Anything goes when Michigan and Ohio State clash, but after the Wolverines' performance in a 24-21 loss to Iowa on Saturday afternoon it's going to take a lot to win this year's edition of "The Game."
When you throw and run for fewer than 100 yards, record all of 10 first downs and fail to score any points in an entire half, its hard to make a case you have a chance of winning against Ohio State.
It's even less likely when you blow a 21-7 halftime lead and watch the Hawkeyes score 17 unanswered points on the way to victory.
Talk about grasping defeat from the jaws of victory, huh?
Lou Holtz laughed when asked if Michigan could beat OSU.... "Michigan is a mediocre team"— Drew Lane (@Drew1051) November 23, 2013
Michigan's woes in the running game continued against Iowa, as it mustered all of 60 yards on 29 attempts, averaging a paltry 2.1 yards a carry.
Starting running back Fitzgerald Toussaint had six carries for 12 yards, Derrick Green had 11 carries and gained only 23 yards and once again Devin Gardner was forced to improvise behind the line of scrimmage. He ended the day with 10 carries and 12 yards, but was sacked once and had 33 yards of negative rushing plays.

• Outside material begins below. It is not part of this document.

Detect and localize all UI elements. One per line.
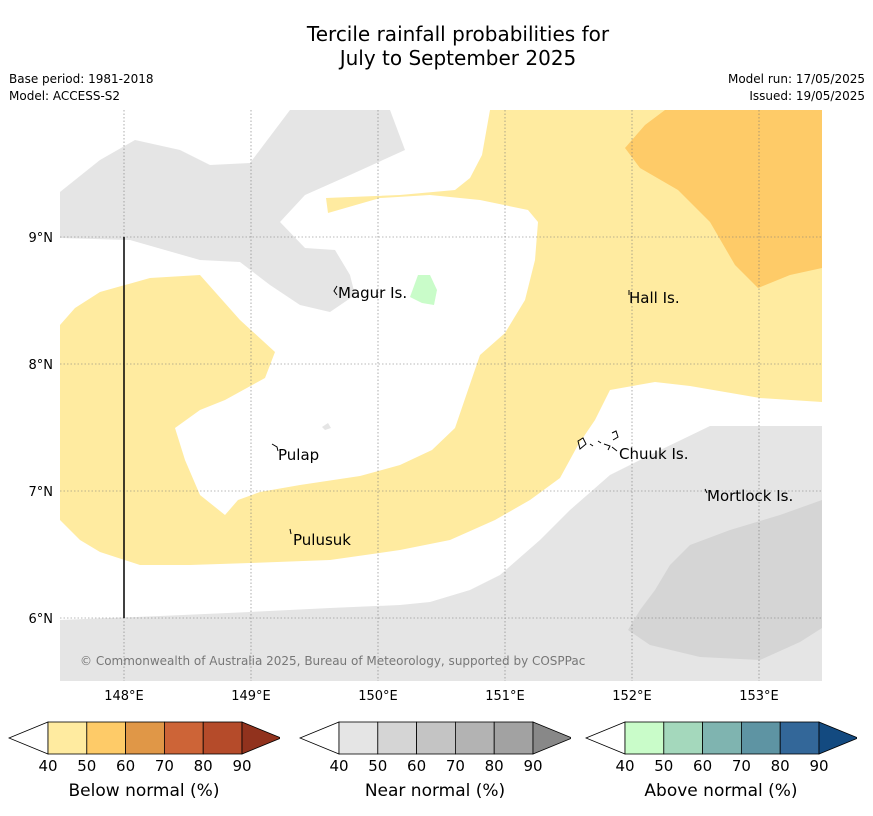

Gardner went 13 of 28 for 98 yards. Derrick Green had 11 carries for 23 yards to lead Michigan on the ground. Pretty much sums it up.— Androcles (@shellscape) November 23, 2013
Next week, Michigan's struggling ground game will be pitted against an Ohio State run defense that came into this weekend allowing just four rushing touchdowns and just over 100 yards a game in conference play.

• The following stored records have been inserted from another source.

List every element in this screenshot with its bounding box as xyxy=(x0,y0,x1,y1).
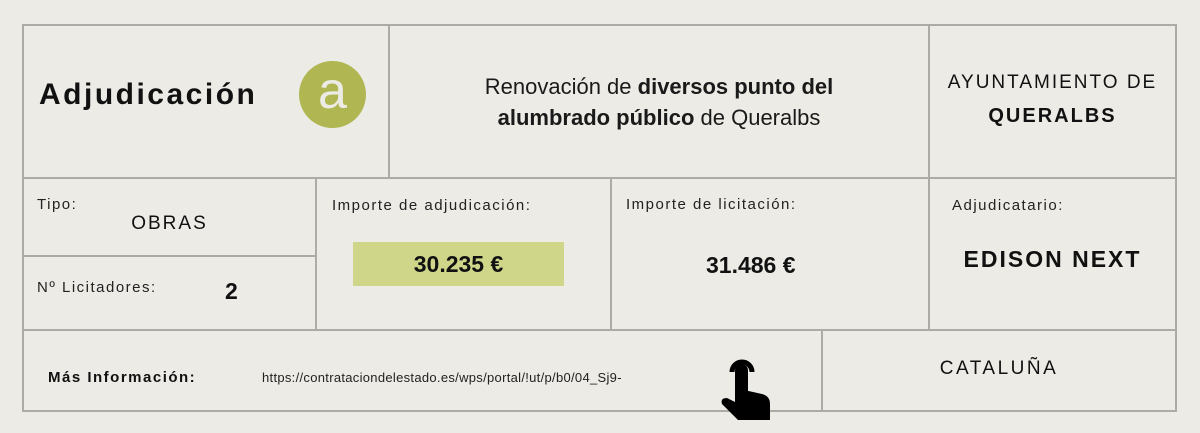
entity-prefix: AYUNTAMIENTO DE xyxy=(947,72,1158,93)
pointing-hand-icon[interactable] xyxy=(718,348,774,422)
title-part: de Queralbs xyxy=(694,105,821,130)
licitadores-label: Nº Licitadores: xyxy=(37,279,157,296)
title-part: alumbrado público xyxy=(497,105,695,130)
project-title: Renovación de diversos punto del alumbra… xyxy=(390,71,928,133)
divider xyxy=(22,255,315,257)
more-info-link[interactable]: https://contrataciondelestado.es/wps/por… xyxy=(262,370,622,385)
divider xyxy=(315,177,317,329)
divider xyxy=(22,177,1177,179)
divider xyxy=(928,24,930,329)
adjudicatario-value: EDISON NEXT xyxy=(963,246,1142,272)
region: CATALUÑA xyxy=(939,358,1059,379)
divider xyxy=(22,329,1177,331)
divider xyxy=(388,24,390,177)
adjudicacion-label: Importe de adjudicación: xyxy=(332,197,532,214)
divider xyxy=(610,177,612,329)
licitacion-label: Importe de licitación: xyxy=(626,196,797,213)
divider xyxy=(821,329,823,411)
tipo-label: Tipo: xyxy=(37,196,78,213)
adjudicatario-label: Adjudicatario: xyxy=(952,197,1064,214)
divider xyxy=(22,24,1177,26)
more-info-label: Más Información: xyxy=(48,369,197,386)
title-part: Renovación de xyxy=(484,74,638,99)
entity-name: QUERALBS xyxy=(988,105,1117,127)
adjudicacion-value: 30.235 € xyxy=(353,242,564,286)
title-part: diversos punto del xyxy=(637,74,834,99)
page-title: Adjudicación xyxy=(39,78,258,111)
tipo-value: OBRAS xyxy=(131,213,208,234)
licitacion-value: 31.486 € xyxy=(706,252,796,278)
divider xyxy=(22,410,1177,412)
divider xyxy=(1175,24,1177,411)
licitadores-value: 2 xyxy=(225,278,238,304)
adjudicacion-badge-icon: a xyxy=(299,61,366,128)
divider xyxy=(22,24,24,411)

To date, the Michigan offense has had just one 100-yard rushing game from a running back in Big Ten play, and that was Toussaint's 151-yard performance against Indiana.
Oh no, not the mighty Indiana rushing defense! The Hoosiers give up 253 yards on the ground in conference action. Should Toussaint's performance against Indiana even really count?

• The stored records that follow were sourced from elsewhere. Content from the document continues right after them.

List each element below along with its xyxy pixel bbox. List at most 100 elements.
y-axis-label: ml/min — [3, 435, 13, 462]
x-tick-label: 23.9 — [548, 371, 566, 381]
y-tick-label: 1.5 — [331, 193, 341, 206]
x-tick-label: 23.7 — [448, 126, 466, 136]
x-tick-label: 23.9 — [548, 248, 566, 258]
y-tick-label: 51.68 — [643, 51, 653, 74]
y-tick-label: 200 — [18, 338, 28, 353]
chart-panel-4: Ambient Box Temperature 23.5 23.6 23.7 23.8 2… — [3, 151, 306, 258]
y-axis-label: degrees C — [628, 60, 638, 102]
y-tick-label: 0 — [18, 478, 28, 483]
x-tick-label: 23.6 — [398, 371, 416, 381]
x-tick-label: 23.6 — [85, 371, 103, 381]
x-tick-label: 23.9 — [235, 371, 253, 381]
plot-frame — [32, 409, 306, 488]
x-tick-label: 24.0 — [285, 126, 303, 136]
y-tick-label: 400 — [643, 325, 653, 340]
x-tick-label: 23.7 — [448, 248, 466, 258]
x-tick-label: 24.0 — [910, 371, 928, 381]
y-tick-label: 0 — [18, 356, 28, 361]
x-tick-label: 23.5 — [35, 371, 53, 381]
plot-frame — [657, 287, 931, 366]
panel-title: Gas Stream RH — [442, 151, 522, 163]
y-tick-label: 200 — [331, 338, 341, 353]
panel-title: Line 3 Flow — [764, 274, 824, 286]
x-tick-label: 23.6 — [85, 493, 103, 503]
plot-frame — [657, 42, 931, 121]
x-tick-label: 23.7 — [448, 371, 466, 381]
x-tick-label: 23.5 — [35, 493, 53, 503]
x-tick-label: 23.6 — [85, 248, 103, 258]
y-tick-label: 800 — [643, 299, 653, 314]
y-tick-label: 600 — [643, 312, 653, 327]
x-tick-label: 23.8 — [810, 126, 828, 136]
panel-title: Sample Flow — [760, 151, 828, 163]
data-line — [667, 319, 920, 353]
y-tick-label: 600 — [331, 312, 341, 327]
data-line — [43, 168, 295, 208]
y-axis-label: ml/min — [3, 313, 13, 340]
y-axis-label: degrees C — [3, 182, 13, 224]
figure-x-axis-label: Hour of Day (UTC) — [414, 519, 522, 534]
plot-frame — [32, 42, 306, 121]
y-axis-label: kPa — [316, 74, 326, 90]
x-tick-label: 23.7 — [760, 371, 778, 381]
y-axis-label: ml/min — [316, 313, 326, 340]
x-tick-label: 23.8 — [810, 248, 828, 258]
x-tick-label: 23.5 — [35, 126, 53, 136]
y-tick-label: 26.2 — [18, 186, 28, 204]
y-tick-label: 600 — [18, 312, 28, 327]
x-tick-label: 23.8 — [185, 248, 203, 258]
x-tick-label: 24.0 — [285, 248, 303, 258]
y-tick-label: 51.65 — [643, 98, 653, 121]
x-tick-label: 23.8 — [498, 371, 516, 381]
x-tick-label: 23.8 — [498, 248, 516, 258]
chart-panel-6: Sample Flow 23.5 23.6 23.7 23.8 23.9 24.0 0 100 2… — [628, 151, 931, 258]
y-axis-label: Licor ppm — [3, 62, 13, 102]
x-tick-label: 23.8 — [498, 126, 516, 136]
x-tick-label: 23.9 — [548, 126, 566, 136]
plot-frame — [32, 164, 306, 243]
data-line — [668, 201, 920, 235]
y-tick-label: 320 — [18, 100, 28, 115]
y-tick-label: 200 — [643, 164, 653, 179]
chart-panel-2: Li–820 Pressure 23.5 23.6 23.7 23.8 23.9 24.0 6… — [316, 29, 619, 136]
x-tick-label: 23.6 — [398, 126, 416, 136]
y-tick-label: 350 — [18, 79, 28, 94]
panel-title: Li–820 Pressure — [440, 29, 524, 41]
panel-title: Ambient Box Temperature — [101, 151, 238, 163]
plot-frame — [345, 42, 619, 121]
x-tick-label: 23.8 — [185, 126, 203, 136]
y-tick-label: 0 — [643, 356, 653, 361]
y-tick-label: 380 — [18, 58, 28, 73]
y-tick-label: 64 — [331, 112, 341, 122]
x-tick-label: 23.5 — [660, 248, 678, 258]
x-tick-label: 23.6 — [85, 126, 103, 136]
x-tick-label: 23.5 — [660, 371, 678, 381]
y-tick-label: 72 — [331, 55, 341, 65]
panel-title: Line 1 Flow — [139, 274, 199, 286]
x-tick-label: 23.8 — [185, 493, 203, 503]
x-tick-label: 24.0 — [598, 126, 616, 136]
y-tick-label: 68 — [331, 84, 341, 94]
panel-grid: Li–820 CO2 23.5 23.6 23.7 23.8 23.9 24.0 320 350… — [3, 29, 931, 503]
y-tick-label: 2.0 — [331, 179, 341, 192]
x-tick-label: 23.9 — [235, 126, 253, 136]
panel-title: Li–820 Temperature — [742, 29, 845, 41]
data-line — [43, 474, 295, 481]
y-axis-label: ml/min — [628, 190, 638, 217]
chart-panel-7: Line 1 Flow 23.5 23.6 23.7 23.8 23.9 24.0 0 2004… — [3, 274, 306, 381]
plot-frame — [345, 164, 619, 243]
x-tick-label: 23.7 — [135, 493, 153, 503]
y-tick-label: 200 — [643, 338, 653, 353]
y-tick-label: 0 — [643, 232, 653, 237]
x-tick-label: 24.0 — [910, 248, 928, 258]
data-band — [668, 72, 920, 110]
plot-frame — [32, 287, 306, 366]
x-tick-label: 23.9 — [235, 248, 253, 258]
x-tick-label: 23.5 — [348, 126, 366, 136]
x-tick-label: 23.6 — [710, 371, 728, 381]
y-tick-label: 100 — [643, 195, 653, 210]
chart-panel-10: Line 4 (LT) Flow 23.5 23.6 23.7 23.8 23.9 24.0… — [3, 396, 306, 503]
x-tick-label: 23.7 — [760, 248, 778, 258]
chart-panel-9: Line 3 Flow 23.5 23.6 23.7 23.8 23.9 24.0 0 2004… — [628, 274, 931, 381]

The offensive numbers on Saturday were bad, but so too was the inability of the Michigan defense to make key plays when needed in the second half.
Iowa had the ball for over 18 minutes of the second half, and its two scoring drives in the fourth quarter were both nine-play drives that went for over four minutes apiece.
Michigan's pain on defense wasn't confined to just the fourth quarter, though, as Iowa quarterback Jake Rudock opened up the second half with a nice 55-yard touchdown pass to Tevaun Smith.
What Are Michigan's Chances of Beating Ohio State Next Weekend?
It was the spark the Hawkeyes needed and the bubble-bursting moment for the Wolverines all rolled into one play.
No doubt all of that was bad, but even worse was the Wolverines' inability to take advantage of Hawkeye miscues. Iowa turned the ball over four times, but Michigan could only come up with seven points off those turnovers.
It would be one thing if this was a one-time performance from the Wolverines, but this isn't the first time they have played like the did on Saturday.
That pattern of ineptitude in the running game, a lack of consistency in the passing game and a defense that can't get away from giving up the big play doesn't bode well for its chances against Ohio State.
Based on what it has shown all season long, unless something drastically changes next week Michigan is in serious trouble against the Buckeyes—especially since Urban Meyer's crew loves to jump on opponents early on and then break them down as the game goes along.
That's what Iowa did in the second half, and it eventually broke Michigan's spirit.